Trump and eight other leading candidates will take the main stage at 8:30 p.m.: Ben Carson, Ted Cruz, Jeb Bush, Marco Rubio, Chris Christie, Carly Fiorina, John Kasich, and Rand Paul. These nine contenders had to meet one of three criteria in recent polls, winning the support of at least 3.5 percent of voters nationally, 4 percent in Iowa, or 4 percent in New Hampshire.
The 6:00 p.m. undercard debate includes Mike Huckabee, Rick Santorum, Lindsey Graham, and George Pataki. Missing from the stage will be Bobby Jindal, who dropped out soon after the last debate.
CNN anchor Wolf Blitzer will moderate, with CNN’s Dana Bash and conservative talk radio host Hugh Hewitt joining as additional panelists.
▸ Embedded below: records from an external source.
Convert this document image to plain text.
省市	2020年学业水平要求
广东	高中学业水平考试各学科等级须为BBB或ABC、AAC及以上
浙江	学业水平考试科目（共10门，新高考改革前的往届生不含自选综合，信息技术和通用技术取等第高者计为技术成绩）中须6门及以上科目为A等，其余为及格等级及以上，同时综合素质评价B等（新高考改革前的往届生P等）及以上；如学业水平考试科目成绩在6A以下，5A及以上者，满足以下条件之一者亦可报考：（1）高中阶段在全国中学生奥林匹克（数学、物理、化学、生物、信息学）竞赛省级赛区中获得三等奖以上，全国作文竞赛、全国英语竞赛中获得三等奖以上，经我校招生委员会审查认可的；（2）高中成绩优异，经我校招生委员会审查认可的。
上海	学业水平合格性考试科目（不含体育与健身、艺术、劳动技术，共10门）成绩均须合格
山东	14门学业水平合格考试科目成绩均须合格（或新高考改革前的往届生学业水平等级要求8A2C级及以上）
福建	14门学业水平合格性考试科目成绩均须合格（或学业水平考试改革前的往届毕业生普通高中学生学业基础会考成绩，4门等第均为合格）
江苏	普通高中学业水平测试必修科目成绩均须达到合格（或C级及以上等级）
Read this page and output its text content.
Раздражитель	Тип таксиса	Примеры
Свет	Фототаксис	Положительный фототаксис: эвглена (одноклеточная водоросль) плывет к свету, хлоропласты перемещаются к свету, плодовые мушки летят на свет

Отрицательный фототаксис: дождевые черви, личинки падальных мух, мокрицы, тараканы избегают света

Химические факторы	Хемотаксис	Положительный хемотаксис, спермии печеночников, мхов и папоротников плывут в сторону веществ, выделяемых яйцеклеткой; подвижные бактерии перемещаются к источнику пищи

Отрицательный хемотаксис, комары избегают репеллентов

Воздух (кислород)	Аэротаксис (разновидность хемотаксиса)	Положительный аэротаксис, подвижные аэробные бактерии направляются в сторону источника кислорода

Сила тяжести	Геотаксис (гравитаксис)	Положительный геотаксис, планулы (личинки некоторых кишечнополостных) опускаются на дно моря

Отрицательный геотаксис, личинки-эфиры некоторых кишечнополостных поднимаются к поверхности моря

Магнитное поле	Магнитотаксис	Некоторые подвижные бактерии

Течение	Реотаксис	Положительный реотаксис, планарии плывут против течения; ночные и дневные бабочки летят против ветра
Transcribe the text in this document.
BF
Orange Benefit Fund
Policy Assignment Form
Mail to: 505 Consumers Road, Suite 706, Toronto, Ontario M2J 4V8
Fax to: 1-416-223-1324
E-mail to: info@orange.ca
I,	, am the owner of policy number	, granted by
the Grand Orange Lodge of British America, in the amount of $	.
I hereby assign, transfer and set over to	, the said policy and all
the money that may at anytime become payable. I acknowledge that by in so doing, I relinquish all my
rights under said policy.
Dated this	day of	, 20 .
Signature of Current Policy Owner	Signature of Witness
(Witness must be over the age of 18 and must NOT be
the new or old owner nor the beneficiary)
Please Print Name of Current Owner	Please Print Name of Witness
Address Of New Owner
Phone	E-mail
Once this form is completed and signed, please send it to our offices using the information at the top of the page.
This is the first GOP debate since the Paris terror attacks and the mass shootings in San Bernardino, California, and Colorado Springs, Colorado, all of which have shifted the tone of the race towards national security.
To get you up to speed, here’s what our writers have had to say about the candidates since the last debate:
The front-runner isn’t your average demagogue, writes Jeet Heer. He’s not a liar, but he’s something much worse. He’s also sounding more and more like a fascist, notes Jamil Smith. Trump’s dominance proves liberals have been right all along about the pathology of the conservative movement, says Brian Beutler. And you can’t miss his rebuttal to President Obama’s climate speech in Paris, Tim McDonnell adds.
Cruz is leading the polls in Iowa, having improbably emerged as the guy who can best straddle the GOP poles, writes Beutler. He’s been thriving in Trump’s shadow, notes Steven Cohen. He’s using his tiny army of climate-denying scientists to win over small-government Republicans, says Clare Foran. And in the GOP battle over identity politics, says Heer, Cruz is alienating voting blocs that the GOP can ill-afford to lose.
Carson’s foreign policy knowledge is ... well, it’s something, writes Elspeth Reeve. His truthiness about his own life story complements the factual holes in his vision for America, says Suzy Khimm. And it’s clear from his plummeting poll numbers that he remains unable to galvanize black voters, as Jamil Smith notes on Intersection.
Rubio is neck-and-neck with Cruz in the battle to be the alternative to Trump, writes Laura Reston. The GOP’s split on immigration could be an opportunity for Rubio, says Cohen. His tiptoeing between Trump’s xenophobia and Bush’s condemnation of it could be a perilous choice, writes Beutler. Or will his hawkish foreign policy be enough to propel him through to the next debate?